While Wilson is bullish on the market’s trajectory, he says he’s keeping a close watch on an overlooked risk that will play out over the next few months.
Wilson says the most realistic threat to that outlook is not a geopolitical catastrophe but a liquidity crunch driven by a wall of corporate debt maturities. According to the Morgan Stanley CIO, companies have to refinance trillions of dollars in debt as soon as next year.
“I think the one that is realistic, that you can say is more than a tail risk, is that we are in this liquidity shortage right now… All the corporates that refinanced after Covid have a cost of capital that’s quite low. All that is coming due in the next two years, plus the Treasury issuance. And now the economy is using some liquidity.”
He adds that the transition to a new Federal Reserve chair compounds the risk, noting that markets tend to test incoming leadership with a bout of volatility.
“Every time you go through a transition, the markets get a little squabbly because they want to test that person. They want to see, ‘Okay, let’s see how they communicate. Let’s throw a little volatility at them and see how they manage.'”
Wilson singles out incoming Fed chair Kevin Warsh as a specific wildcard, flagging the possibility that Warsh could move to shrink the Fed’s balance sheet early in his tenure.
“The question around Kevin Warsh is, is he going to be a balance sheet hawk? I think he will be true to that. But I don’t know if he’ll do that right out of the chute. But I think that’s a risk, that maybe he decides that hey, we are going to try and do QT again. And that would be bad.”

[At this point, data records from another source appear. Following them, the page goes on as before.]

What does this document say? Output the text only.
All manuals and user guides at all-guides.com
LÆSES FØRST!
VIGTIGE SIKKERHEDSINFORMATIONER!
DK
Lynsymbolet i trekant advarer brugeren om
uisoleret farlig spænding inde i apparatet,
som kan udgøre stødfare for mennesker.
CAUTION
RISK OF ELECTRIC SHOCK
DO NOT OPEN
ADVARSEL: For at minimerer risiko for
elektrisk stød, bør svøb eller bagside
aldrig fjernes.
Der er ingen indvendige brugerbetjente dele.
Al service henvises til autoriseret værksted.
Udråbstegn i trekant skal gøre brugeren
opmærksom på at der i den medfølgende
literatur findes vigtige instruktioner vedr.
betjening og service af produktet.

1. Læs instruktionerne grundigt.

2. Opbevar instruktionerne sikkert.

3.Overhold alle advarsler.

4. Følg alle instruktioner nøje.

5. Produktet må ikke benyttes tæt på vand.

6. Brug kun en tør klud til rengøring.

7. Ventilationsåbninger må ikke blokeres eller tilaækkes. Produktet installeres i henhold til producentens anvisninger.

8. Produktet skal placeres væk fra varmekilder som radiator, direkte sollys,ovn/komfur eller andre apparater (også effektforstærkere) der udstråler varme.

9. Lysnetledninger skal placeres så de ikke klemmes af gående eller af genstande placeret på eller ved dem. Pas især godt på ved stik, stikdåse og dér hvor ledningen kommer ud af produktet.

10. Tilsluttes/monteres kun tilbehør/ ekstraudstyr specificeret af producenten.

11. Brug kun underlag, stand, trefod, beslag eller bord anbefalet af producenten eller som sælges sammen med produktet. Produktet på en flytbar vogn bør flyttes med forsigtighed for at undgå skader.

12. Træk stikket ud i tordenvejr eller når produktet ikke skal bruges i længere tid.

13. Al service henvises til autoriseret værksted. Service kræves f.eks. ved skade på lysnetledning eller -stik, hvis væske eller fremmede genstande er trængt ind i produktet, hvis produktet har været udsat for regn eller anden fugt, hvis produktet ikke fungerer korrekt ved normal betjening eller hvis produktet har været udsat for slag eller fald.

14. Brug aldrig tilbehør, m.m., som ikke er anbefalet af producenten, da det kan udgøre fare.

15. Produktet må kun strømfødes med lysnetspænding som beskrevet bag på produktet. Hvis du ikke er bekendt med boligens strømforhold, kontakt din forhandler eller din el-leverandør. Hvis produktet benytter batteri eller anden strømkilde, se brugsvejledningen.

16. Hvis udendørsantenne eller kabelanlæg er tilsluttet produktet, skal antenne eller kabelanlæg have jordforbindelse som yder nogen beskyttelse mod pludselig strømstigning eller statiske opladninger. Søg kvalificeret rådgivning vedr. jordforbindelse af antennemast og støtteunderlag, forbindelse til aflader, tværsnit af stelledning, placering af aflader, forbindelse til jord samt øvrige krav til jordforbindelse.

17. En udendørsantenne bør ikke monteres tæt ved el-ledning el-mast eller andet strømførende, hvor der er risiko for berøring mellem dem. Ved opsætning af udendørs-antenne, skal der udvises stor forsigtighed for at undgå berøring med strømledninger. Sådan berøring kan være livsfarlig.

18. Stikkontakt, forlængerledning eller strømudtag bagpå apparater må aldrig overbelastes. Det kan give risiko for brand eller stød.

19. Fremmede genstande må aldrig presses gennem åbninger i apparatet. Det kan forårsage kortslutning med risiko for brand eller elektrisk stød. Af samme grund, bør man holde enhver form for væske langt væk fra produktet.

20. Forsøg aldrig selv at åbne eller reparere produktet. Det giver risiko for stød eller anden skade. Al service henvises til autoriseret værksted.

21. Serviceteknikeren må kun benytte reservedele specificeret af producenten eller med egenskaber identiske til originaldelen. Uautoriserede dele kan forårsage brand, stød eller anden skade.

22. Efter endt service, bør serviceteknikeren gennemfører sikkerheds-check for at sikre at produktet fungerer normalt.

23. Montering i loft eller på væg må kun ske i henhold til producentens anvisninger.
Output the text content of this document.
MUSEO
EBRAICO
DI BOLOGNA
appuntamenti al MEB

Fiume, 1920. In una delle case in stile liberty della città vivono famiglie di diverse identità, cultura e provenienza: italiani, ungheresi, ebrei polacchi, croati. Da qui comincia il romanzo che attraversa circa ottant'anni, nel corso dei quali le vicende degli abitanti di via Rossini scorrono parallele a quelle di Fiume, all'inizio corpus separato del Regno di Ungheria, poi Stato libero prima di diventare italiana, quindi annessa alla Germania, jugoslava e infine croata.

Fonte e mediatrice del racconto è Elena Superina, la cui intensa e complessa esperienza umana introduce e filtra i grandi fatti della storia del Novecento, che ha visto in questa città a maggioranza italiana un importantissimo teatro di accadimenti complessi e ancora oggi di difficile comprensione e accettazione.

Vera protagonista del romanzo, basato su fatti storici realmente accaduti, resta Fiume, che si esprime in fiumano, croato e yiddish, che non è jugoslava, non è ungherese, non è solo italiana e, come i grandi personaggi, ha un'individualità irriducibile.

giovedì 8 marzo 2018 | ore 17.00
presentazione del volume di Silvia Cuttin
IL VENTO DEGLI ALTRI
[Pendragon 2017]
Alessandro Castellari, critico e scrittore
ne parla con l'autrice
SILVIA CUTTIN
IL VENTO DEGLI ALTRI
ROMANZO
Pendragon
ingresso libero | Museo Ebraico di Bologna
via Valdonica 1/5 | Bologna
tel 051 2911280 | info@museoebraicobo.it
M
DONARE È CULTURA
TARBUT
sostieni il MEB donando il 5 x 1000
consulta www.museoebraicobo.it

Despite the risks, Wilson stops well short of calling for a major decline, framing any pullback as a retest rather than a breakdown.
“That’s not a 30% decline, by the way. That’s just like, ‘Okay, we could go retest the lows, probe down there again one more time at some point.’ That would be the main realistic thing that I could see right now. Otherwise, I think the lows are in.”